Twenty-four chords explained with only three finger settings
This blog is written by Chordify, the place made for and by music enthusiasts, where you can find the chords to any song.
Let us break it down for you: there are twelve major and twelve minor chords you can play in standard tuning on your guitar. That’s a lot! But what if you could play all of them using only three basic finger settings? Sounds pretty awesome, right? Check it out.
Let’s start off with the disclaimer: this blog post requires a basic understanding of chord buildup and some familiarity with the guitar neck, otherwise it might be somewhat difficult. But if you have that knowledge or are up for a challenge, it’s definitely going to be worth your while. Prepare for your mind to be blown.
The twenty-four-chords hack
We lured you in stating that we could teach you the secret of playing twenty-four chords with only three simple finger settings. True as it may be, this trick is a lot easier when you understand the theory behind not three, but four basic chords.
We’re talking about the E, Em, A, and Am. In these chords lies the secret that will unlock the guitar neck. Why? Well, let’s take a closer look shall we.
Unlocking the guitar neck using the E
We’re starting off with the E. It’s fair to say that this is probably the first chord you learned when you picked up that guitar. If you forgot what an E chord looks like check out the chord diagram below. Now position your fingers and give the strings a good ring. Sounds like it always does, doesn’t it? Okay, time to put your nose to the grindstone.

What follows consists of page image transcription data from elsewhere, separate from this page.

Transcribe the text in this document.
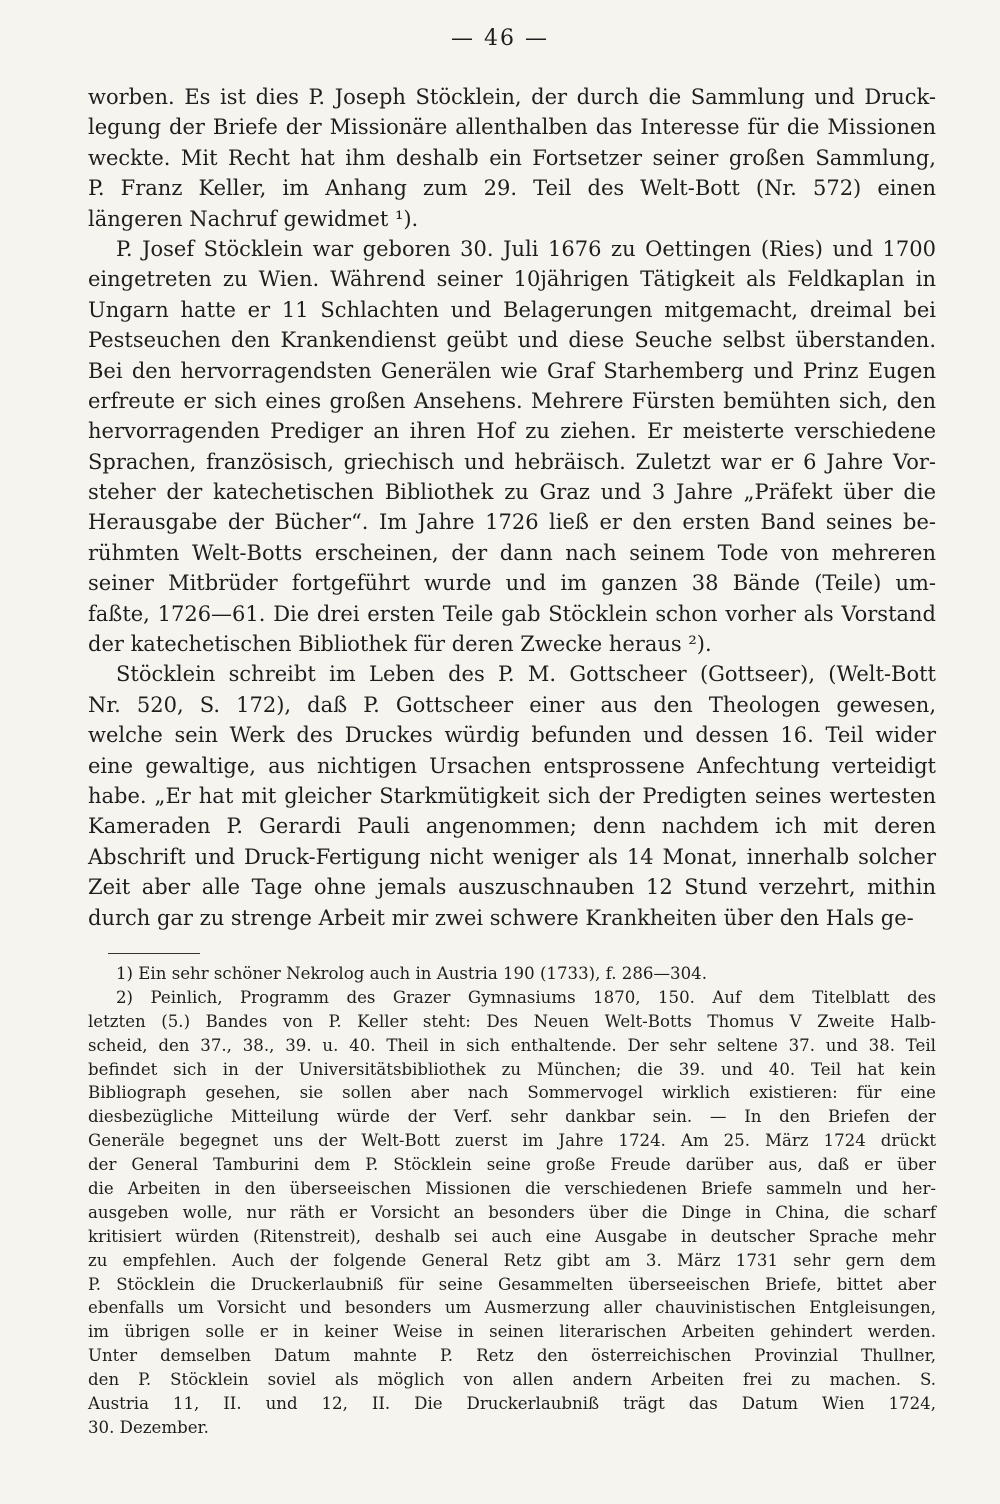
— 46 —
worben. Es ist dies P. Joseph Stöcklein, der durch die Sammlung und Druck-
legung der Briefe der Missionäre allenthalben das Interesse für die Missionen
weckte. Mit Recht hat ihm deshalb ein Fortsetzer seiner großen Sammlung,
P. Franz Keller, im Anhang zum 29. Teil des Welt-Bott (Nr. 572) einen
längeren Nachruf gewidmet ¹).
P. Josef Stöcklein war geboren 30. Juli 1676 zu Oettingen (Ries) und 1700
eingetreten zu Wien. Während seiner 10jährigen Tätigkeit als Feldkaplan in
Ungarn hatte er 11 Schlachten und Belagerungen mitgemacht, dreimal bei
Pestseuchen den Krankendienst geübt und diese Seuche selbst überstanden.
Bei den hervorragendsten Generälen wie Graf Starhemberg und Prinz Eugen
erfreute er sich eines großen Ansehens. Mehrere Fürsten bemühten sich, den
hervorragenden Prediger an ihren Hof zu ziehen. Er meisterte verschiedene
Sprachen, französisch, griechisch und hebräisch. Zuletzt war er 6 Jahre Vor-
steher der katechetischen Bibliothek zu Graz und 3 Jahre „Präfekt über die
Herausgabe der Bücher“. Im Jahre 1726 ließ er den ersten Band seines be-
rühmten Welt-Botts erscheinen, der dann nach seinem Tode von mehreren
seiner Mitbrüder fortgeführt wurde und im ganzen 38 Bände (Teile) um-
faßte, 1726—61. Die drei ersten Teile gab Stöcklein schon vorher als Vorstand
der katechetischen Bibliothek für deren Zwecke heraus ²).
Stöcklein schreibt im Leben des P. M. Gottscheer (Gottseer), (Welt-Bott
Nr. 520, S. 172), daß P. Gottscheer einer aus den Theologen gewesen,
welche sein Werk des Druckes würdig befunden und dessen 16. Teil wider
eine gewaltige, aus nichtigen Ursachen entsprossene Anfechtung verteidigt
habe. „Er hat mit gleicher Starkmütigkeit sich der Predigten seines wertesten
Kameraden P. Gerardi Pauli angenommen; denn nachdem ich mit deren
Abschrift und Druck-Fertigung nicht weniger als 14 Monat, innerhalb solcher
Zeit aber alle Tage ohne jemals auszuschnauben 12 Stund verzehrt, mithin
durch gar zu strenge Arbeit mir zwei schwere Krankheiten über den Hals ge-
1) Ein sehr schöner Nekrolog auch in Austria 190 (1733), f. 286—304.
2) Peinlich, Programm des Grazer Gymnasiums 1870, 150. Auf dem Titelblatt des
letzten (5.) Bandes von P. Keller steht: Des Neuen Welt-Botts Thomus V Zweite Halb-
scheid, den 37., 38., 39. u. 40. Theil in sich enthaltende. Der sehr seltene 37. und 38. Teil
befindet sich in der Universitätsbibliothek zu München; die 39. und 40. Teil hat kein
Bibliograph gesehen, sie sollen aber nach Sommervogel wirklich existieren: für eine
diesbezügliche Mitteilung würde der Verf. sehr dankbar sein. — In den Briefen der
Generäle begegnet uns der Welt-Bott zuerst im Jahre 1724. Am 25. März 1724 drückt
der General Tamburini dem P. Stöcklein seine große Freude darüber aus, daß er über
die Arbeiten in den überseeischen Missionen die verschiedenen Briefe sammeln und her-
ausgeben wolle, nur räth er Vorsicht an besonders über die Dinge in China, die scharf
kritisiert würden (Ritenstreit), deshalb sei auch eine Ausgabe in deutscher Sprache mehr
zu empfehlen. Auch der folgende General Retz gibt am 3. März 1731 sehr gern dem
P. Stöcklein die Druckerlaubniß für seine Gesammelten überseeischen Briefe, bittet aber
ebenfalls um Vorsicht und besonders um Ausmerzung aller chauvinistischen Entgleisungen,
im übrigen solle er in keiner Weise in seinen literarischen Arbeiten gehindert werden.
Unter demselben Datum mahnte P. Retz den österreichischen Provinzial Thullner,
den P. Stöcklein soviel als möglich von allen andern Arbeiten frei zu machen. S.
Austria 11, II. und 12, II. Die Druckerlaubniß trägt das Datum Wien 1724,
30. Dezember.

Move the fingering of the E chord up one fret on the fretboard and strike it again. Well this sounds interesting. You’re practically playing an F major, but to complete this chord you’ll have to place your index finger flat on the first fret and press real hard while your other fingers maintain their initial position. But how do you know this is an F major? Well you can use the lower E string as a reference for the root notes of the chords. Pressing the lower E string on the first fret gives you an F.
And what about the Em?
“Yeah, what about the Em?!” You’re getting psyched by this new knowledge, we can feel it. You’re slowly starting to get the logic of the guitar neck. Let’s turn it up a notch and take a look at the Em chord. What if you just repeat all the steps you just did with the E chord, only now by playing an Em.

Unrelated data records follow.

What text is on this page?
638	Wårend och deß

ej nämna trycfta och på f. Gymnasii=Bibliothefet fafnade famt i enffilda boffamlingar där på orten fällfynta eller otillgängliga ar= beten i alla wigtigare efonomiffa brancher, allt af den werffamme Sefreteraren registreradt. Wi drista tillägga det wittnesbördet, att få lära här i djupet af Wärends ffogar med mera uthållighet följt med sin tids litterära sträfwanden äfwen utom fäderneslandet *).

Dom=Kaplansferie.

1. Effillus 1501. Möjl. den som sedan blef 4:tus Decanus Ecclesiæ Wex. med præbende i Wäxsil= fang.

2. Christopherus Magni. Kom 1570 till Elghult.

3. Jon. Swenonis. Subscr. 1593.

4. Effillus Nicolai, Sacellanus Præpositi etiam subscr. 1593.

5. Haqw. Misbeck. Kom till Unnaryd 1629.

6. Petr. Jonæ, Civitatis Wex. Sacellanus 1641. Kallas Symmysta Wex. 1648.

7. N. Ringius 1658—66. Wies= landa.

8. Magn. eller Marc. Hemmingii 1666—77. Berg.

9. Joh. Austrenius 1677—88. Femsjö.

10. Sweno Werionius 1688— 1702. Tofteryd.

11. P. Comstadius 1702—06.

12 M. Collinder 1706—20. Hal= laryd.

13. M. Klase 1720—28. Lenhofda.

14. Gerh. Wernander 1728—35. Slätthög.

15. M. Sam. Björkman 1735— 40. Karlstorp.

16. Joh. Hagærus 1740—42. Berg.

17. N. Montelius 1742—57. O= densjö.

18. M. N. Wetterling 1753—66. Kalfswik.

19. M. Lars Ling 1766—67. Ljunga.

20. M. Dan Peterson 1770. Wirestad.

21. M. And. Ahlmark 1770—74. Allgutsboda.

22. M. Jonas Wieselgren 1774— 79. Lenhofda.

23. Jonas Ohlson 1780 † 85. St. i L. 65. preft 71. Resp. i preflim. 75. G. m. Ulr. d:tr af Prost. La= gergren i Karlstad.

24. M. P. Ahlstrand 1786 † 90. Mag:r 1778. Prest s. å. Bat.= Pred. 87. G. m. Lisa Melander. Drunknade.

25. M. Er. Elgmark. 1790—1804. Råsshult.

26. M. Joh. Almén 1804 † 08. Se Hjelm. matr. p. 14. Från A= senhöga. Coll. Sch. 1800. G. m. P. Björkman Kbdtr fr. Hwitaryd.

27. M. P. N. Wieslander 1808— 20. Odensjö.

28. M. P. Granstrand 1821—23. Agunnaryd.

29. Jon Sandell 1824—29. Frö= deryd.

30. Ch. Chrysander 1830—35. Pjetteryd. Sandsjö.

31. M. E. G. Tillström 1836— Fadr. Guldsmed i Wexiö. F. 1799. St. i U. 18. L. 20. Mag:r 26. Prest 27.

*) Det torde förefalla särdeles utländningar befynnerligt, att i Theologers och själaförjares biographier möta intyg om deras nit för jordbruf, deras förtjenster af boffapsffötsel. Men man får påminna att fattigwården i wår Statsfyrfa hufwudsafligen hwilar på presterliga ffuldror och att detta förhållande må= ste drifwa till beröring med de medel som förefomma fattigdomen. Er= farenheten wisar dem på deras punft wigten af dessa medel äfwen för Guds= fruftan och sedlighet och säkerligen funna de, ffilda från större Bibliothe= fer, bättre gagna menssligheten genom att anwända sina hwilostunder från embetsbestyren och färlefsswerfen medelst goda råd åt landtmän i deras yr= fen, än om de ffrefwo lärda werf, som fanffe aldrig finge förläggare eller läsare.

If you move the fingering of the chord up on the fretboard and position your index finger flat on the first fret, what chord are you playing? The answer is indeed an Fm. And what happens when you move this fingering up to the seventh fret? Wel… yup, that’s a Bm. To help you with the locations of the root notes on the lower E string we made a diagram. Check it out below.
Two down, one to go
So now you’ve learned two things: one, you can use the fingering of the E and the Em to unlock every major and minor chord using the lower E string; and two, placing your index finger flat on the fretboard shows you which root note you are turning into a chord. So far so good, right? But what happens when we move one position up across the strings?
Apart from the fact that you now use the A string for locating your root notes, not much has changed. If you play an A chord and move it up a fret while pressing your index finger on all the strings from the A up on first fret, you’ll hear a A#. One fret further lies the B, then comes the C, and so on. Again we made you a map of the fretboard so you don’t get lost on the A string.
And now for the grand finale
Now you know your way around the lower E and A string. “But you didn’t explain how to play the minor chords on the A string!” That’s true. And we also said that three chords would do the trick. It seems we have been lying all along. What a bummer!
Just kidding! Prepare for the last bit of mind-blowing info. Let’s go back to the finger setting of the E chord. What if you move that exact same fingering up a string, what chord do you hear when you give it a ring? That’s right! It most definitely is an Am. Move it up two frets using the practical theory you just learned to turn your Am into a Bm. And what if you move the fingering of your Bm down again across the strings – to the lower E third fret? This is a G chord. Yeah, we think you got the hang of it. Keep practicing your grip and in no time you’ll rule the fretboard as you’ve never before. Happy jamming!